Decisão Judicial Sobre Responsabilidade da Uber
O juiz Gilberto Lopes Bussiki, da 9ª Vara Cível de Cuiabá, determinou que a Uber do Brasil Tecnologia Ltda. deve indenizar um cliente que perdeu seu voo no Aeroporto Marechal Rondon. A razão? O motorista parceiro da plataforma ficou sem combustível durante a corrida. A sentença foi divulgada no Diário da Justiça Eletrônico em 12 de outubro de 2023.
Segundo os documentos do processo, o passageiro estava acompanhado de sua filha menor de idade na madrugada do dia 5 de abril de 2025. Ele havia solicitado uma corrida por volta das 4h30, com destino ao aeroporto, e pagou R$ 50,60 através de um pagamento via PIX. Contudo, durante o percurso, o veículo, um Fiat Cronos, apresentou uma “pane seca” e ficou sem combustível às 4h35, antes de atingir o seu destino final.

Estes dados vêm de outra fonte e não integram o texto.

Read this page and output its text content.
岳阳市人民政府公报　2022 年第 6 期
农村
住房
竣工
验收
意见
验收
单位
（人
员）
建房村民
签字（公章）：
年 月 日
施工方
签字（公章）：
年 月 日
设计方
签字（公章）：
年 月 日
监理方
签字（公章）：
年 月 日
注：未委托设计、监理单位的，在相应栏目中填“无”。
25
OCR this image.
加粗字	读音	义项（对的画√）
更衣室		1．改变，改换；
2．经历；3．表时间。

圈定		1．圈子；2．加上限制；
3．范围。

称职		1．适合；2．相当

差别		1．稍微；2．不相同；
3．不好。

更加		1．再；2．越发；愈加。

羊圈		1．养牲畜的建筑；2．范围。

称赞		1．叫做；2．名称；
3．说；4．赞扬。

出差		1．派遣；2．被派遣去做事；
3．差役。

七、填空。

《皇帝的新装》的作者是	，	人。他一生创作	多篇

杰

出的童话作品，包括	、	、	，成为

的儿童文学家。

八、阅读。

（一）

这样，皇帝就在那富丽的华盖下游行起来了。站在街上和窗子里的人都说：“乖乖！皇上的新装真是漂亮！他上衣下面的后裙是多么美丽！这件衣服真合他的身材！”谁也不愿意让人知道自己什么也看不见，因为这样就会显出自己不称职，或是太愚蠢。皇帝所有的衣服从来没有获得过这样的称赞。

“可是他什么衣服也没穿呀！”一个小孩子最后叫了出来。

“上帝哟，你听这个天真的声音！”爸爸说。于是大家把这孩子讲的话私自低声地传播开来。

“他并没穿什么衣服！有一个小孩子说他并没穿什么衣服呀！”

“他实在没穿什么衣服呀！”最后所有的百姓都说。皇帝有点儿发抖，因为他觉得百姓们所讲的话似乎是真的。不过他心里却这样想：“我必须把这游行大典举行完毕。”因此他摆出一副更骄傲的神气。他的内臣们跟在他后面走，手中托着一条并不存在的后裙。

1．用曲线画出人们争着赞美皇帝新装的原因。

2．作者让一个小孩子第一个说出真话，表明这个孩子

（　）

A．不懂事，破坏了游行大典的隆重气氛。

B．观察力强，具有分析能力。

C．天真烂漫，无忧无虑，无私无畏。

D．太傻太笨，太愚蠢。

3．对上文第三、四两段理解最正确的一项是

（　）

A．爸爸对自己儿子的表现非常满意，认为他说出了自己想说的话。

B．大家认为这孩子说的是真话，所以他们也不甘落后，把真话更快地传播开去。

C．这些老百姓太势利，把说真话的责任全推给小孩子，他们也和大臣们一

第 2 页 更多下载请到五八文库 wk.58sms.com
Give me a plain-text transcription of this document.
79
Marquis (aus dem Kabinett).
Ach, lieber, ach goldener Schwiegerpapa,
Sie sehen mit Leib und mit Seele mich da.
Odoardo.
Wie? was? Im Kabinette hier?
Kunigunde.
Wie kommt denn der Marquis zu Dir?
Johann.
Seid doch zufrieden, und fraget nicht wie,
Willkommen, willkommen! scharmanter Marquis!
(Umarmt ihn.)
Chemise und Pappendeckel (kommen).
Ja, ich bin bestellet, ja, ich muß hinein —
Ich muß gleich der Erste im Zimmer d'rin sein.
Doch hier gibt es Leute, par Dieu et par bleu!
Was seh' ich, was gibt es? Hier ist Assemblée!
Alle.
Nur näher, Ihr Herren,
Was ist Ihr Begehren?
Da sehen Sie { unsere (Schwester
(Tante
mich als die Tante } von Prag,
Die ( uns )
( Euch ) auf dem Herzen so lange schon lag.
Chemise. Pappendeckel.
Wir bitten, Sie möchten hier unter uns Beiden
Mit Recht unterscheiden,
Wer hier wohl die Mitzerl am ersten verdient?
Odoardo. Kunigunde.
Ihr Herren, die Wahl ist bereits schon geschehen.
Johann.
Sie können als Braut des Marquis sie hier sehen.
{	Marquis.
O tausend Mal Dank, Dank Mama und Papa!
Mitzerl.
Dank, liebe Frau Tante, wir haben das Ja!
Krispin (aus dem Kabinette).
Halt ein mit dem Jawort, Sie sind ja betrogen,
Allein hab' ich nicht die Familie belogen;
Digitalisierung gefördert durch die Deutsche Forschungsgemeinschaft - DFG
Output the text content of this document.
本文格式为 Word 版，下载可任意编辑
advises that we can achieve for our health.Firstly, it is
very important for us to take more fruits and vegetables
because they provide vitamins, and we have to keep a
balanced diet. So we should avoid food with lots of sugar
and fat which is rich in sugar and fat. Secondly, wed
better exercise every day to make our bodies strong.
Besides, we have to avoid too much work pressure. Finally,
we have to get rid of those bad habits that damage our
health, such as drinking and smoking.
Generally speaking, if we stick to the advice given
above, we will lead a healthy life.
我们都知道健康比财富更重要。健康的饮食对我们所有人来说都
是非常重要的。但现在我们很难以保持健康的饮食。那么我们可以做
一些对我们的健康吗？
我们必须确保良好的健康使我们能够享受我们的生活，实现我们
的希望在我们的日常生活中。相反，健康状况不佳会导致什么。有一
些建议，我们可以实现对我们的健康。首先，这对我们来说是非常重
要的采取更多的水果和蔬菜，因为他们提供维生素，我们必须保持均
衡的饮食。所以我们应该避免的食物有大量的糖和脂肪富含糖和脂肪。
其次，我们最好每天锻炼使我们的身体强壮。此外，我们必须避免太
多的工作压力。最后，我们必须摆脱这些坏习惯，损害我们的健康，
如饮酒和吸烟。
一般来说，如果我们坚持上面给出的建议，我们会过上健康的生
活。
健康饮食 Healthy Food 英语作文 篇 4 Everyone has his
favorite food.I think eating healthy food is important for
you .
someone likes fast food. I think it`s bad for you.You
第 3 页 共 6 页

Na fundamentação da decisão, o juiz ressaltou que “a falha é objetiva e incontroversa: o transporte não foi integralmente prestado”. A plataforma, em resposta a essa falha, recalculou o valor da corrida para R$ 26,28 e devolveu parte do valor ao usuário, o que, segundo a Justiça, comprova que o serviço não se completou.
Consequências da Falha do Serviço de Transporte
Após a interrupção da corrida, o passageiro precisou solicitar um novo veículo e chegou ao aeroporto após o horário limite para embarque, resultando na perda de seu voo. Isso acarretou um prejuízo financeiro significativo, com a inutilização das passagens de ida e volta, totalizando R$ 898,52, devido à norma de “no-show” das companhias aéreas.
A defesa da Uber argumentou que não seria responsável, uma vez que se posiciona apenas como uma empresa de tecnologia e não como prestadora de serviços de transporte. Porém, essa alegação foi rebatida pelo juiz, que argumentou que a empresa faz parte da cadeia de fornecimento do serviço oferecido ao consumidor.
De acordo com a decisão, “o fornecedor de serviços responde, independentemente da existência de culpa, pela reparação dos danos causados aos consumidores por defeitos relativos à prestação dos serviços”. O magistrado também destacou que a falta de combustível não é um evento imprevisível ou inevitável, mas uma situação que poderia ter sido evitada com a devida diligência por parte do prestador de serviço.
Danos Morais e Outras Indenizações
O juiz estabeleceu que o nexo causal entre a falha do serviço prestado e a perda do voo é claro. A interrupção do transporte causou um atraso considerável e, consequentemente, a perda da viagem. Além de ressarcir o valor total das passagens aéreas, o magistrado entendeu que a situação foi além de um simples aborrecimento, considerando que pai e filha foram deixados “em via pública, na madrugada, em local ermo”, o que gerou um estado de “ansiedade intensa, insegurança física e emocional”.
O juiz, ao concluir sua decisão, afirmou que “o constrangimento, o estresse e a sensação de vulnerabilidade experimentados naquela madrugada configuram lesão à esfera anímica dos autores”. Portanto, a Uber foi condenada a pagar R$ 10 mil por danos morais a cada um dos autores, totalizando R$ 20 mil, além da restituição dos R$ 898,52 referentes às passagens aéreas. A empresa também deverá arcar com as custas processuais e honorários advocatícios, fixados em 15% sobre o total da condenação.
Esta decisão ainda pode ser objeto de recurso, o que poderá prolongar a situação judicial da empresa.